Uglies follows a girl named Tally Youngblood. She lives in a dystopian future (this seems to be a common trend in the top 100) where at the age of 16 everyone undergoes a surgery in order to become pretty. Until then being normal is considered ugly and people count down the days to their 16 birthday so they can become beautiful like everyone else. Tally has a late birthday and its the summer right before she turns 16 when we are introduced to the story. She is rather bored and trying to find some entertainment when she meets Shay. Shay happens to have the same birthday as Tally and they are both excited that they will have a companion until the surgery date.

As they get closer and closer to their birthdays Shay starts to have doubts. The girls are looking to adventure when Shay tells Tally that she wants to show her somewhere, out of the city. They travel to the ruins and once there Shay lets it be known that she doesnt want to have the surgery, that she wants to lose the idea of conventional beauty and just be herself. She has plans to run away with a man named David, to a town called The Smokes. She wants Tally to go with her.

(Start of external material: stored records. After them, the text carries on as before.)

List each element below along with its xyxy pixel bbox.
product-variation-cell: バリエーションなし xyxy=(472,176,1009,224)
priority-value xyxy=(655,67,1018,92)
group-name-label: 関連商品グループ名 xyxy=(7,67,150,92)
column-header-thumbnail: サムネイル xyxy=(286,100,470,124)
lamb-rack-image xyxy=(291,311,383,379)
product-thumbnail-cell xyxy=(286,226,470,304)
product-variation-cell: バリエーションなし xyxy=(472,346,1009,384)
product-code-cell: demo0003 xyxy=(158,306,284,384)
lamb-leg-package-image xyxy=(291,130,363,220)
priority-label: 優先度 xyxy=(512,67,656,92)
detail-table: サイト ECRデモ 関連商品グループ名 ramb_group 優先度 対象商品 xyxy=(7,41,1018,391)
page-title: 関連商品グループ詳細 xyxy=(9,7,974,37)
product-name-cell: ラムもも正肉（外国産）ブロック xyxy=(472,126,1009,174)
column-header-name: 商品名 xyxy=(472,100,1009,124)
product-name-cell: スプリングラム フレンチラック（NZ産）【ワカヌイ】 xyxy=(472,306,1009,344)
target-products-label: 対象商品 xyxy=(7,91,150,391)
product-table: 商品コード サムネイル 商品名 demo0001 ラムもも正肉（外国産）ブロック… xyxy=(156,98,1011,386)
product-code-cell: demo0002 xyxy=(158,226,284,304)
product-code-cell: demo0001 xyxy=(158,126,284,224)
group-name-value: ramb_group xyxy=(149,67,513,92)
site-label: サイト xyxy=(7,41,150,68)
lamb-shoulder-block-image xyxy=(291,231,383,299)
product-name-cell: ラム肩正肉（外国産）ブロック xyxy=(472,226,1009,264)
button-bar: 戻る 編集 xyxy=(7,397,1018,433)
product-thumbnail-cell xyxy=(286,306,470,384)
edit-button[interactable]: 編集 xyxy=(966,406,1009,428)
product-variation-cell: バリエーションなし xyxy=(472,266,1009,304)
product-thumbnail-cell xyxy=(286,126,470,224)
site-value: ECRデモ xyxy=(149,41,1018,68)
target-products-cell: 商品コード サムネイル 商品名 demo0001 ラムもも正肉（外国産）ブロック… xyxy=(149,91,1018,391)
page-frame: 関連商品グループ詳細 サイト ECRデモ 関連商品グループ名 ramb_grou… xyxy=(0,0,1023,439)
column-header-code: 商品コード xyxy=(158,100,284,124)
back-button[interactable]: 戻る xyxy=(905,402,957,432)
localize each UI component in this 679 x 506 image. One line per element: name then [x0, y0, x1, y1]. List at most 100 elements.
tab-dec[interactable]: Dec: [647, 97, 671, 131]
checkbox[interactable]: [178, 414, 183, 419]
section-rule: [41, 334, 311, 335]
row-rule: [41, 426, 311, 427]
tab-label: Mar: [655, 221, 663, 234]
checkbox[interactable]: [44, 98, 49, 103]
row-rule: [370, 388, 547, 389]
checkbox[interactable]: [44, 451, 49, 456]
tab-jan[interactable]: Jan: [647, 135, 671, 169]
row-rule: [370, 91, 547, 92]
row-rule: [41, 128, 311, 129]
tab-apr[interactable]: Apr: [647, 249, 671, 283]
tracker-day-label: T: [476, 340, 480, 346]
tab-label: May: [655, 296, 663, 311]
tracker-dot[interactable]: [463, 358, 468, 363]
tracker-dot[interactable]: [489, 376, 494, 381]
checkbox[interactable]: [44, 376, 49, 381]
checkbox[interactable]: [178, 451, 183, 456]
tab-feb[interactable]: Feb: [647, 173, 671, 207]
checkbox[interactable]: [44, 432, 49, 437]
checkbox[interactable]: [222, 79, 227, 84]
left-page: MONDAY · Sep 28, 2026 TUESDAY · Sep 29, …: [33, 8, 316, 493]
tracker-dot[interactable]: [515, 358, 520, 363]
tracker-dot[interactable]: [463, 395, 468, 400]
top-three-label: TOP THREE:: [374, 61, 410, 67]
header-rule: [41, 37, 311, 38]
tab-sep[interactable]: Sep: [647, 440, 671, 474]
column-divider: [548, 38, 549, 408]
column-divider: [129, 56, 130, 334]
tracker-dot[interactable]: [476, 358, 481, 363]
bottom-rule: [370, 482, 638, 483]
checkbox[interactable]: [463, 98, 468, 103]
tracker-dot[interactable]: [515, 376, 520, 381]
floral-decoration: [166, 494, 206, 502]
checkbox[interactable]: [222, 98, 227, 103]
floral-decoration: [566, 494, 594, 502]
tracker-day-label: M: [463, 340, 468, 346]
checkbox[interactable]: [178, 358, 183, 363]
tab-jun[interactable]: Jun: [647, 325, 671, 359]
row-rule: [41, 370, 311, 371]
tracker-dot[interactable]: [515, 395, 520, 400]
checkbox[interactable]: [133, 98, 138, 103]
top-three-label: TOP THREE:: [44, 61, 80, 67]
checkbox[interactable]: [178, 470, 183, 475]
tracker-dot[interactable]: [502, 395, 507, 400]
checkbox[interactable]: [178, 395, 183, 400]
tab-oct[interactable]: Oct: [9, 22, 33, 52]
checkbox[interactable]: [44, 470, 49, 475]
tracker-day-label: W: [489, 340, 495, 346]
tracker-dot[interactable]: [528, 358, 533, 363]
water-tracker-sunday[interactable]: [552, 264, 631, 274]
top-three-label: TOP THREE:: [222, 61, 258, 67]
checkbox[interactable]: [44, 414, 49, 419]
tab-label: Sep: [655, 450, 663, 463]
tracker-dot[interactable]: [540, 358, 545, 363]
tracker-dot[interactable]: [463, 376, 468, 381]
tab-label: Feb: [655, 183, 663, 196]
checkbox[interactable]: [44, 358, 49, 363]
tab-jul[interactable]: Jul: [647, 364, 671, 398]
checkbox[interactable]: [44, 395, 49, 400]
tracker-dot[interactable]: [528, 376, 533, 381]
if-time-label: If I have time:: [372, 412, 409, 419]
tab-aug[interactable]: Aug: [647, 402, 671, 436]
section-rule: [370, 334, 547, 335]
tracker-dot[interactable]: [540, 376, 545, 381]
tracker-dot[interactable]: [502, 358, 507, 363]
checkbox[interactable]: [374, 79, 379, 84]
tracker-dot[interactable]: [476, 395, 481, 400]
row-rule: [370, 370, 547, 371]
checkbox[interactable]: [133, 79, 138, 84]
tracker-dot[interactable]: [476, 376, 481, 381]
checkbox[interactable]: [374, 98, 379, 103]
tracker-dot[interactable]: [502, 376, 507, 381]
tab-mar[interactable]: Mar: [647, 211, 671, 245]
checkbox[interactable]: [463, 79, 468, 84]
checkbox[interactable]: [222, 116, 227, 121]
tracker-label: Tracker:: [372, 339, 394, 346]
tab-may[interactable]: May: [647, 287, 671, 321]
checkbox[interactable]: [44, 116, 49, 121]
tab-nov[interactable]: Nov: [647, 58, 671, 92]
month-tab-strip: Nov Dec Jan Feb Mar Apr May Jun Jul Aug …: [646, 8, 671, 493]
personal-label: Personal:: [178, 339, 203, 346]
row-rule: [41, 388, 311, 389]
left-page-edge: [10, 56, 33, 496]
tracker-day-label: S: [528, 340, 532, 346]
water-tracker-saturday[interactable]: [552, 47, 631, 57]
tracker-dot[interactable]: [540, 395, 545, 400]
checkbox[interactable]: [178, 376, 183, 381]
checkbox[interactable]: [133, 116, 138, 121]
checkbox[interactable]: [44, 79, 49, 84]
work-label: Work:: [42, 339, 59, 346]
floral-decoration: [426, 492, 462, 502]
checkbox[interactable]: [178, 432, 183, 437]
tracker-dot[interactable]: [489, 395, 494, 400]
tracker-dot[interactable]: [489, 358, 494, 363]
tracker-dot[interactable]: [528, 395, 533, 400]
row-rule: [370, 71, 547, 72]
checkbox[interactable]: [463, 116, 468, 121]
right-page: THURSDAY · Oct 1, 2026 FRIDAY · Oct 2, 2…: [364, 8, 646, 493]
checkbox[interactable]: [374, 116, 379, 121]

After Tally refuses, Shay goes without her and Tally assumes that she will turn pretty as planned. That is, until her birthday when she is taken to the authorities who give her a drastic choice. Follow Shay to The Smokes and turn her in, or never turn pretty and live as an ugly for the rest of her life. Tally now has to make a decision that will change the rest of her life.

So as I said above, its difficult to completely rate a book when I know that there is still more to the story that needs to be read. Trying to ignore that fact and pretending that this is a singular story its very well done. I enjoy the characters, and the advancement of the storyline doesnt feel too slow or too rushed. 

I like the idea of a future where everyone looks exactly the same and while I get that its clearly a bad thing in this book I remember the first time I read it (I must have been 14 or 15) thinking that I wouldnt mind a society where people all looked the same so we weren't judged on our beauty but instead our mind. While i'm not sure the answer would be to make everyone unbelievably flawless at age 16 and make everyone younger than that believe that they are ugly and worthless, the idea could be cool with some work. Obviously there is much more to the book than changing looks and reading on you find out that becoming a pretty is much more dangerous than just getting plastic surgery, but the idea of it is very cool. Just seems that the government took it a step too far.

“But you weren't born expecting that kind of beauty in everyone, all the time. You just got programmed into thinking anything else is ugly.”